In "Industry Costs of Equity", Fama and French cast Adam Smith's notion in an empirical light. They find that risk factors of market, size, and book-to-market seem to account for virtually all the differences in returns across industry groups (except real estate stocks, which for that reason probably constitute their own asset class). For example, if technology stocks had spectacular performance in the late 1990s, it wasn't because of a new business model, but because tech stocks happened to be growth stocks in a market that strongly favoured growth. Lots of investors projecting ahead to a "new economy" were left holding the bag when growth stocks went out of favour.

We should instead set out to sort stocks along the true explanatory dimensions—in the above case by forming a growth portfolio—and include whatever industries happen to fit that asset class. After all, industries drift in and out of asset classes. They get bigger and smaller, healthier and more distressed through time. Tech stocks might have been growth stocks back in 2000, but many stocks are now considered smaller companies or perhaps in the value category. Sorting stocks on secondary criteria like industries can therefore cause a portfolio to drift across asset classes.

It is better to identify an asset class like growth stocks scientifically and use it for what it is: the polar end of a risk dimension that has always seen good times and bad. Let science fiction writers speculate about a digital future; investors should focus on the cost of capital to the firm.

A multifactor framework offers an easy way to decide between major asset classes. How much exposure to have to stocks in general (market risk), and how much of a tilt to have based on company size and value which represent dimensions of equity markets with their own risk-return profiles.

Asset classes are most relevant when sorted along these dimensions, as combinations of "small cap," "large cap," "value," and "growth." These asset classes are transparent, focused, and consistent with economic research.

Here's a simple rule of thumb for assembling relevant asset classes using a three-factor "style map." Just as primary colors cannot be obtained by mixing other colors, primary asset classes are those whose plotted positions cannot be obtained by mixing other asset classes together. For instance, you can only get to the position of Large Cap Value in the lower right of the map by buying large cap value stocks. It is safe to conclude that Large Cap Value is a primary tool for positioning a plan in multifactor space.

Mid-cap stocks, popular as they are, are not primary components. By definition, they're neither large nor small, but fall midway in the size risk spectrum. Their exposure can be achieved with combinations of large cap and small cap asset classes, and doing so offers the additional benefit of micro-cap engineering and block trading "alpha" at the smaller end. It is therefore less obvious that Mid-cap is a primary asset class in a multifactor context.

Why is this important? Because, rightly or wrongly, structured investing dictates that we form total plans using asset class components. We sort stocks along specific risk-return dimensions and assemble them together like players on a team. To the extent any particular player does not distill its risk-return characteristics accurately and strongly, it distorts the overall plan structure.

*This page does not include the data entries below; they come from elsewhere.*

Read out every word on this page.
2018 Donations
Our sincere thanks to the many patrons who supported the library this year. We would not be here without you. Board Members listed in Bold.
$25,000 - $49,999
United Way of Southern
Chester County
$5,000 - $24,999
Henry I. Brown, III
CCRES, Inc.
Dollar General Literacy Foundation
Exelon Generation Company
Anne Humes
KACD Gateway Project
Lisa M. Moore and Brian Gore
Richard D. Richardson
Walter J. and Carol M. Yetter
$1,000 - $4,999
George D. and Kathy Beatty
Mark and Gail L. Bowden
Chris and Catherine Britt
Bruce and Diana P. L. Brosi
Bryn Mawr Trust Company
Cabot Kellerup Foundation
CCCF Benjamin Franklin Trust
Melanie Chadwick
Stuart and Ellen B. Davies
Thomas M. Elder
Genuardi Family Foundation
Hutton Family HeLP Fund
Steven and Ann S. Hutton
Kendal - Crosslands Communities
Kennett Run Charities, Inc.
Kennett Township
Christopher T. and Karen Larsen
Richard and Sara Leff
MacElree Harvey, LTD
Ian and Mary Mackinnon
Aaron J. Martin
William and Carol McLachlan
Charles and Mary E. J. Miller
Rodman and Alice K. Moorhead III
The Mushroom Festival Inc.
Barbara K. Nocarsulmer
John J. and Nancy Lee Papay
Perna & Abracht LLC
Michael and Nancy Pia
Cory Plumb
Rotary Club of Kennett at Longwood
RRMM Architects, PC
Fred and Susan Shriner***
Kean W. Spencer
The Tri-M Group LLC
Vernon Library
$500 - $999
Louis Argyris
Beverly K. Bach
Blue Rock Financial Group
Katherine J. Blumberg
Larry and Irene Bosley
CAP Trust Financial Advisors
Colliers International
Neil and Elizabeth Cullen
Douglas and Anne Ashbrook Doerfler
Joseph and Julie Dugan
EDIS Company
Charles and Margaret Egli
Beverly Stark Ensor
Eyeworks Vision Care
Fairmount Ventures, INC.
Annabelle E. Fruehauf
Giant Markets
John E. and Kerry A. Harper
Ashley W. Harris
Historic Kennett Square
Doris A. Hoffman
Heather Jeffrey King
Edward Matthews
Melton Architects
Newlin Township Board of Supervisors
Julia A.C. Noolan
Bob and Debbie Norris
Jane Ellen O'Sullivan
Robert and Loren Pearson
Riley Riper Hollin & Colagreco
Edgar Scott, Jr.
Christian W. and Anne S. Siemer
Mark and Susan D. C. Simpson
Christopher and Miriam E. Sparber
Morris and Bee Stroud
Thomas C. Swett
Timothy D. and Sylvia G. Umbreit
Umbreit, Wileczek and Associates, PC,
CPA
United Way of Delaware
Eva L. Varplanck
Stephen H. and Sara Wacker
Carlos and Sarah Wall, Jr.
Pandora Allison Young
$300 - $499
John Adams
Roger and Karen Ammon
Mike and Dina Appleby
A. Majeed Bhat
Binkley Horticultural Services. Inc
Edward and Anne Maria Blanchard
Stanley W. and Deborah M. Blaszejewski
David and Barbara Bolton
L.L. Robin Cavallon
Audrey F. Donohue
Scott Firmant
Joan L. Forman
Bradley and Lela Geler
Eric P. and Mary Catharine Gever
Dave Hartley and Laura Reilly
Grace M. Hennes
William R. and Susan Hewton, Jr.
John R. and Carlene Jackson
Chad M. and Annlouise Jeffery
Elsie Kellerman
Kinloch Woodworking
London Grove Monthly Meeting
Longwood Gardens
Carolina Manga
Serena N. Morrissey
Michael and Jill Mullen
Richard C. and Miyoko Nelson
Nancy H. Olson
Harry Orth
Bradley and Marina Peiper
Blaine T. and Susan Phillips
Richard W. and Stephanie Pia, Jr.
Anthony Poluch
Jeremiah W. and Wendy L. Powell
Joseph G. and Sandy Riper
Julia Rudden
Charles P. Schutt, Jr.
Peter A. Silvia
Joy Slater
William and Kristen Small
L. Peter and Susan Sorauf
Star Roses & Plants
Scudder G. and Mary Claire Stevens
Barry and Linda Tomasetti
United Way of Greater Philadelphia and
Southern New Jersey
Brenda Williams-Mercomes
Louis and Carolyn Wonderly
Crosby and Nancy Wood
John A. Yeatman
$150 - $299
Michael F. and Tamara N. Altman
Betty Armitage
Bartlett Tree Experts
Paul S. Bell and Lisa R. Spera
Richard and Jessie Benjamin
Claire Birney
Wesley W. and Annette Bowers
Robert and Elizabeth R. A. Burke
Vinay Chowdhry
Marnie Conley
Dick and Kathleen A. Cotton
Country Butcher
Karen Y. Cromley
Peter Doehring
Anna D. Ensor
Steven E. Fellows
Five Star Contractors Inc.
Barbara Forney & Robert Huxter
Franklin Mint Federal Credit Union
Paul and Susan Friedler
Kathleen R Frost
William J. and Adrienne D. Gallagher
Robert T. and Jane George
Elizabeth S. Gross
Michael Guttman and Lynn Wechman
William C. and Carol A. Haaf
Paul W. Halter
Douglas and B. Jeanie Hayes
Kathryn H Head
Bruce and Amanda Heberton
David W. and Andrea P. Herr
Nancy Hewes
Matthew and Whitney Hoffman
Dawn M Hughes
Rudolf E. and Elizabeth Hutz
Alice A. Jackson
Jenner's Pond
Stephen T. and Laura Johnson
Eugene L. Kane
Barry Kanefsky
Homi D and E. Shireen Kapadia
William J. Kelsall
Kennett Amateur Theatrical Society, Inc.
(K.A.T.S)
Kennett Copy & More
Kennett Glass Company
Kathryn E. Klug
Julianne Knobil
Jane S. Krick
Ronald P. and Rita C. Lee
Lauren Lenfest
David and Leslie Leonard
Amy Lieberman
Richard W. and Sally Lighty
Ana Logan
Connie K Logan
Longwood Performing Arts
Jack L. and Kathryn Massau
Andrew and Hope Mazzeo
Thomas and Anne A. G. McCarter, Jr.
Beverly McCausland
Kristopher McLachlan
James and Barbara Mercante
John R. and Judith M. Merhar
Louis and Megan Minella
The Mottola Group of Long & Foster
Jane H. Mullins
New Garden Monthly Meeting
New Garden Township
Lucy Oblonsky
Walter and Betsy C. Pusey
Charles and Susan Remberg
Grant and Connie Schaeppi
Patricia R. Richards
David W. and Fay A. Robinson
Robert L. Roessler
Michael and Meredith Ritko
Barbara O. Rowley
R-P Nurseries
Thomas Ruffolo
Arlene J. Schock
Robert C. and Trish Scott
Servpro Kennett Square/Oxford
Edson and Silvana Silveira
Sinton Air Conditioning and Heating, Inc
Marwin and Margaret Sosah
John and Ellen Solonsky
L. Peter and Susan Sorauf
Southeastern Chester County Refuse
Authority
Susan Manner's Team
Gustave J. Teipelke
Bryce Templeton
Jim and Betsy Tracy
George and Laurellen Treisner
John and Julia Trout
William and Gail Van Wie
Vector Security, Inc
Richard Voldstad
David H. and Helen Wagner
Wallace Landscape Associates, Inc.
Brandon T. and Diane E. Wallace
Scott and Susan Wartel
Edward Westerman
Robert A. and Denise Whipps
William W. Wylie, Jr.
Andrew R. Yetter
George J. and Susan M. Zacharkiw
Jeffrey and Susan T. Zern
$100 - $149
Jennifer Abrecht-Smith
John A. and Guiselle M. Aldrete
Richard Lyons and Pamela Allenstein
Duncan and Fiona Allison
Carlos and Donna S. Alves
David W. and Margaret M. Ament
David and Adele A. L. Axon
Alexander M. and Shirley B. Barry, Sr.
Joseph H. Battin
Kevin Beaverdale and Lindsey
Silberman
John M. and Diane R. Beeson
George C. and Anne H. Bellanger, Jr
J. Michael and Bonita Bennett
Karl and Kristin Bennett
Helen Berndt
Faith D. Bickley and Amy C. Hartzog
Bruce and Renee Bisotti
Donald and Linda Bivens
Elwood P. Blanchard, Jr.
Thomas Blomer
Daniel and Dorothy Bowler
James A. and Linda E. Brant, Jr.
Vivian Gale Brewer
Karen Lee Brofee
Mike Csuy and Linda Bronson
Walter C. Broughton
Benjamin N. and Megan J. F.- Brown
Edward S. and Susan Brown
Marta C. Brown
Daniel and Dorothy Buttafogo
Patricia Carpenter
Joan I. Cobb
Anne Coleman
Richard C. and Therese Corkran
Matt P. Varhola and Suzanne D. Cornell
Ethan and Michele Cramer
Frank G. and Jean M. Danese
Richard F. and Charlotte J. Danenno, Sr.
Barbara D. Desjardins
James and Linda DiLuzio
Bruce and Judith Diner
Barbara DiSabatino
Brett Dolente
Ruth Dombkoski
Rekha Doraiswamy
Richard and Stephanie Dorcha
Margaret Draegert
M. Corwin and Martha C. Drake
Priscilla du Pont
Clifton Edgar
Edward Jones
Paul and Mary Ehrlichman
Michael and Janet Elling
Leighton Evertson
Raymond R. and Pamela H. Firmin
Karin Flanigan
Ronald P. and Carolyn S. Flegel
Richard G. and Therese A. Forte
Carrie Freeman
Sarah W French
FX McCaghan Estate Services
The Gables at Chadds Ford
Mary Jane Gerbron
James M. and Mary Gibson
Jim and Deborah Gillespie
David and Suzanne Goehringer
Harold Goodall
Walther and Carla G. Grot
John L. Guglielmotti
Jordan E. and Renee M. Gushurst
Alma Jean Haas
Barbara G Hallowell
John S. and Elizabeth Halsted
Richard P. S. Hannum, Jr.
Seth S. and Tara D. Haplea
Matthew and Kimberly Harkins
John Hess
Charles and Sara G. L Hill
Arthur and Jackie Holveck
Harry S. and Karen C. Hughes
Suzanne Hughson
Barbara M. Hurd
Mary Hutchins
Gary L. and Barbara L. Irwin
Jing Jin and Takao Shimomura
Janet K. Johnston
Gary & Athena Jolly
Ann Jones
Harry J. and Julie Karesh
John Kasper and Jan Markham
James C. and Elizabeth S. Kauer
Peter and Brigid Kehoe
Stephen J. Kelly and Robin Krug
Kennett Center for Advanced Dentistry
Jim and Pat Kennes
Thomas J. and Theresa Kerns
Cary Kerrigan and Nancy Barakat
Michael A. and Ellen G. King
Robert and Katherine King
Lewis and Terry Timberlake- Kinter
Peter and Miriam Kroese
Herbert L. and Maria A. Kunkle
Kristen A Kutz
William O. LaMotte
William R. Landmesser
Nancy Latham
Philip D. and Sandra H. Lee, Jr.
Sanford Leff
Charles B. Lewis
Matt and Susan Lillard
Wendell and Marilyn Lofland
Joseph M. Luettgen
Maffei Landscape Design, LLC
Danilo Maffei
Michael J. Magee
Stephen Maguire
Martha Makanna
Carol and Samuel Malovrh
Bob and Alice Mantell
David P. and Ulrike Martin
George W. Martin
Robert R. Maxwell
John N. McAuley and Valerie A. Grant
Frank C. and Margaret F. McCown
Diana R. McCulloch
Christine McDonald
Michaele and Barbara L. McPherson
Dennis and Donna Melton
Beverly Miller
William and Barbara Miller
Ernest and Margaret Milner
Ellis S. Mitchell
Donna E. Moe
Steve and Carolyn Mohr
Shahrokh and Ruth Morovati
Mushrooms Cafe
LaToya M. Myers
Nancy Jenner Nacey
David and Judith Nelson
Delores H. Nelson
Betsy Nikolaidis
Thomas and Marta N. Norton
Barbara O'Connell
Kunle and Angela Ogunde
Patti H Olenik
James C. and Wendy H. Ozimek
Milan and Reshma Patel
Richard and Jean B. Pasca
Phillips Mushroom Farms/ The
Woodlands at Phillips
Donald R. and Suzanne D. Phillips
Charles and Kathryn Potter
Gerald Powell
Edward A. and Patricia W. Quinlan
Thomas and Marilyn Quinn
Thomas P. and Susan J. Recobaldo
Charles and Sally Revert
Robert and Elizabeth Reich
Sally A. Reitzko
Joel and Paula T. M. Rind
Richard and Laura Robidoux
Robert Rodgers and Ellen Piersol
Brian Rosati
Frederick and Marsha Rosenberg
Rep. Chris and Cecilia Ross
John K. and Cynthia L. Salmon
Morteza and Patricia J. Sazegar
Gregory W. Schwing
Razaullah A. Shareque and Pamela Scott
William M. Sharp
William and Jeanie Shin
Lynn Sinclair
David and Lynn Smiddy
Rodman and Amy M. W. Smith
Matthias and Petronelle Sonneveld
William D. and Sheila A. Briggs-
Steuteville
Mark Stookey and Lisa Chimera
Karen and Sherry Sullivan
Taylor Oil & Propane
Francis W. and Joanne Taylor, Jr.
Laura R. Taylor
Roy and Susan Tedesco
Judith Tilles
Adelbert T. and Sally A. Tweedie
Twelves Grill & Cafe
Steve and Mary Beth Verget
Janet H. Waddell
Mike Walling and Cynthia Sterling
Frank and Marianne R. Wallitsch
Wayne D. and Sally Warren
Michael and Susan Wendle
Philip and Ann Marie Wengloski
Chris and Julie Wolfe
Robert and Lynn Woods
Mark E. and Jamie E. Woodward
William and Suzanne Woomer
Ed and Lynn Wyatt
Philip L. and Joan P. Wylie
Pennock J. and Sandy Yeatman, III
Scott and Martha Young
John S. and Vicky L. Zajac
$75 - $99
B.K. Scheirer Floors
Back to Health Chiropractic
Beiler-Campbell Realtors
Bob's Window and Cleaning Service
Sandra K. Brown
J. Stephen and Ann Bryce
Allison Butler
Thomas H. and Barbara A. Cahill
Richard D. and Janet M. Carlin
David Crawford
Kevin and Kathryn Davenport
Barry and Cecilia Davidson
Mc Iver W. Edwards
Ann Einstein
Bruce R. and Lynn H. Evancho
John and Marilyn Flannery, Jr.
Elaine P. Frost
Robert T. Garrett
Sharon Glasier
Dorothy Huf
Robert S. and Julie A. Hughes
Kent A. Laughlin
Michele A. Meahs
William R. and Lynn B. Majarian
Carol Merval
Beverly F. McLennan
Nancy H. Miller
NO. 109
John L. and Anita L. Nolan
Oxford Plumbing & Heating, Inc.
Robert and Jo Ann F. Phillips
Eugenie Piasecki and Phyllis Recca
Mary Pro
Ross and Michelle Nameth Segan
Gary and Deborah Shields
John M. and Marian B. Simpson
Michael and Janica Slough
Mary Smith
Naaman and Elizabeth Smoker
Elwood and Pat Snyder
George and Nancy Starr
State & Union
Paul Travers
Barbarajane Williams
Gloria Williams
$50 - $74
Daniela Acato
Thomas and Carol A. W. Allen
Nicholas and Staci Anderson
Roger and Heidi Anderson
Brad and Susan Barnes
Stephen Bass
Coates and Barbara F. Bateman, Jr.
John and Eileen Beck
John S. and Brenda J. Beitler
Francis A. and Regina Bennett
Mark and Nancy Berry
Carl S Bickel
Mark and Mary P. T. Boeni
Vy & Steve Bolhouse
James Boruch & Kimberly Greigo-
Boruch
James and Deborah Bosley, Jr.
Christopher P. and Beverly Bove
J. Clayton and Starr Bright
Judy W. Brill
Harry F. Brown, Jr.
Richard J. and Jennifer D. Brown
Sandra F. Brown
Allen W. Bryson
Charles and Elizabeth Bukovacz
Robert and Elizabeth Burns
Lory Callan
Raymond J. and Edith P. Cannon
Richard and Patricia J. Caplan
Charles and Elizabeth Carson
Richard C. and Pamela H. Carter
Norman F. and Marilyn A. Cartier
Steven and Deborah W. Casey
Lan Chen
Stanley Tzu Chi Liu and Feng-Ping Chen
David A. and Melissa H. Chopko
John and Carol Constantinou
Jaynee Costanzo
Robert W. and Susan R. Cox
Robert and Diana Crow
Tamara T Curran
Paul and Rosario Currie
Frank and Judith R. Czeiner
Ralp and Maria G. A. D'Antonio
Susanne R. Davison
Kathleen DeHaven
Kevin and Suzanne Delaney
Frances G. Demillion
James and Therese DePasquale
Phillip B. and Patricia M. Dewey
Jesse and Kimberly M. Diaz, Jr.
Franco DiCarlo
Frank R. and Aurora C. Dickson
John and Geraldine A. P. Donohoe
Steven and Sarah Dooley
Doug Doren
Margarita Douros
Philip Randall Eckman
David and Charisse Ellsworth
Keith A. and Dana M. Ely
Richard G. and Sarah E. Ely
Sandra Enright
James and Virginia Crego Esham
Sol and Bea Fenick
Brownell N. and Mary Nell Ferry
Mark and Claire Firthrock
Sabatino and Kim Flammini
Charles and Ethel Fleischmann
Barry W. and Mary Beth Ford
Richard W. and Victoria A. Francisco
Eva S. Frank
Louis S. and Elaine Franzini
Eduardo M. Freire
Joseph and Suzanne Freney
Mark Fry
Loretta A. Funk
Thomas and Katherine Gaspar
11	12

Stocks can be sorted any number of ways that don't directly relate to expected returns. The dimensions of returns dictated by a multifactor framework can guide us to the most consistent and flexible way to characterize asset classes and achieve the best investment structure.

1. Smith, Adam, "Employment of Capitals", The Wealth of Nations, 1776.
2. Fama, Eugene F., and French, Kenneth R., "Industry Costs of Equity", Journal of Financial Economics, 1997.